Парни в лодке были крепкие. Двое светловолосые, похожи друг на друга, один за рулем, второй, в телогрейке на голое тело, на заднем сиденье, третий — в красной выгоревшей футболке — самый худой и бритый наголо. Этот стоял, опершись животом на стекло, рядом с рулевым.

— Здрасте! — Парни смотрели слегка настороженно, но спокойно.

— Здорово, ребята! — ответил Василь Василич.

— Рыбачите? — слегка извиняясь, что лезет не в свое дело, спросил бритый.

Он был вежлив. Он разговаривал с ними так же, как в дни их молодости они сами разговаривали со старшими. Это были такие забытые интонации и отношения, что Василь Василич с Николай Сергеичем невольно замерли, рассматривая парня. В нем вообще подозрительно много было хорошего: открытость смуглого лица, спокойный и прямой взгляд, никакого молодецкого гонора… и эта простая естественная вежливость к старшим.

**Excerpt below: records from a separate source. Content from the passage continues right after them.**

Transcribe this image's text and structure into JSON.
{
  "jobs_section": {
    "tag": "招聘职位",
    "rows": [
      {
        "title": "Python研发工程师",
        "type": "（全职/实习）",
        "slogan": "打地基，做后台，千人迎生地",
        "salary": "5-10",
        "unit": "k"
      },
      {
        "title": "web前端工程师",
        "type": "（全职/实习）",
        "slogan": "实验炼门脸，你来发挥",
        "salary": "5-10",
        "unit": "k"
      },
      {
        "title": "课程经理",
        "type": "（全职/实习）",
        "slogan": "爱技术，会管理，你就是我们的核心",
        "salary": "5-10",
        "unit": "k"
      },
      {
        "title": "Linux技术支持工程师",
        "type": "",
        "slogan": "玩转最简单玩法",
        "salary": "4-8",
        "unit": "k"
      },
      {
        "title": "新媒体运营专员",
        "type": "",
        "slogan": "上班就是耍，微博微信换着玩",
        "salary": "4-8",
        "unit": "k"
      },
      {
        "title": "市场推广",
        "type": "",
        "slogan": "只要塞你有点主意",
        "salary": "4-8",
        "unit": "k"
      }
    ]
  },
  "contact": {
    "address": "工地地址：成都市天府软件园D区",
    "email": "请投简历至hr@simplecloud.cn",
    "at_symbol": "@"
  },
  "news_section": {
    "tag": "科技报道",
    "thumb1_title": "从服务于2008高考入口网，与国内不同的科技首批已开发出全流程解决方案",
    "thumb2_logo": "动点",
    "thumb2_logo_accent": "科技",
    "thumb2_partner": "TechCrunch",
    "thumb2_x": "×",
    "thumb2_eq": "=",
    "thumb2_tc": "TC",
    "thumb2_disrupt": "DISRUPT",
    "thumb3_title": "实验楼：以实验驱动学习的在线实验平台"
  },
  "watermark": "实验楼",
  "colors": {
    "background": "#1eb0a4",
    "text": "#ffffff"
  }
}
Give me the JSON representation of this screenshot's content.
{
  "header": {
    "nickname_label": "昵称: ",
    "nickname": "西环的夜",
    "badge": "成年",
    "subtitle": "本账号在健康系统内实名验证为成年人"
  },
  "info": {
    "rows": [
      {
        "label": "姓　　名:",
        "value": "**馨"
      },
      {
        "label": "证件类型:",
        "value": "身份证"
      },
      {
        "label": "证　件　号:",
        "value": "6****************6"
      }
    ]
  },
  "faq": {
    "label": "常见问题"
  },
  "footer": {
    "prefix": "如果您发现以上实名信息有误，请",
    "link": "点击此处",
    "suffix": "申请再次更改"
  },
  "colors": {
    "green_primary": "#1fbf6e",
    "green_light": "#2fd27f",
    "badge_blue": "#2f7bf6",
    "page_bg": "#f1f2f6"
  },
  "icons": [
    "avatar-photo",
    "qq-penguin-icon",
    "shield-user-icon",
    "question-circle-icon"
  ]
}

— Мы не рыбинспекция, ребята, все нормально. Дурака тут валяем, в Дудинку идем, — пробасил Василь Василич, ему прямо неудобно было, что думал о них с опаской.

— Туристы, — понимающе улыбаясь, кивнул белобрысый за рулем.

Лодку сносило на красивый яркий борт «француженки», он включил заднюю скорость и тихо отошел, не коснувшись.

— Ну…

— Издалека?

— Из Саратова.

— А-а… а откуда идете?

— Из Красноярска.

— Понятно. — Бритый оглядел красивую надувную лодку и потер ладонью колючую голову. — Самолов проверять будем, хотите посмотреть?

Николай Сергеич быстро глянул на Василь Василича. Чего угодно можно было ожидать, но только не такого приглашения. Самоловы на красную рыбу были здесь самым серьезным браконьерством.

— Конечно… спасибо!

— Ну давайте, только не фотографируйте… — Рулевой, поглядывая в навигатор, отъехал совсем недалеко, и бритый, опустив на дно «кошку», стал ловить снасть.

Смысл самолова в том, что вдоль дна на тяжелых грузилах растягивается основная веревка — «хребтина», к которой подвязаны короткие, сантиметров по тридцать поводки с острейшими крючками. Крючки большие, снабжены поплавочками, поэтому они не лежат на дне, но болтаются на течении, всегда готовые зацепить проплывающую мимо рыбу. Чаще всего на эти крючки напарываются осетры и стерляди. Происходит это потому, что плавают они вдоль дна, изгибаясь всем телом, наподобие змеи, да и шкура их, без чешуи и шершавая, словно наждачная бумага, легко цепляет острый крючок.

Хлопцы тем временем несколько раз уже переехали, под разными углами избороздили дно «кошкой», но все не могли зацепить.

— Что-то нет ничего, наверное, инспекция сняла, они тут ползали вчера. — Бритый был расстроен, виновато смотрел на мужиков. — У нас еще есть… — кивнул головой вверх по течению.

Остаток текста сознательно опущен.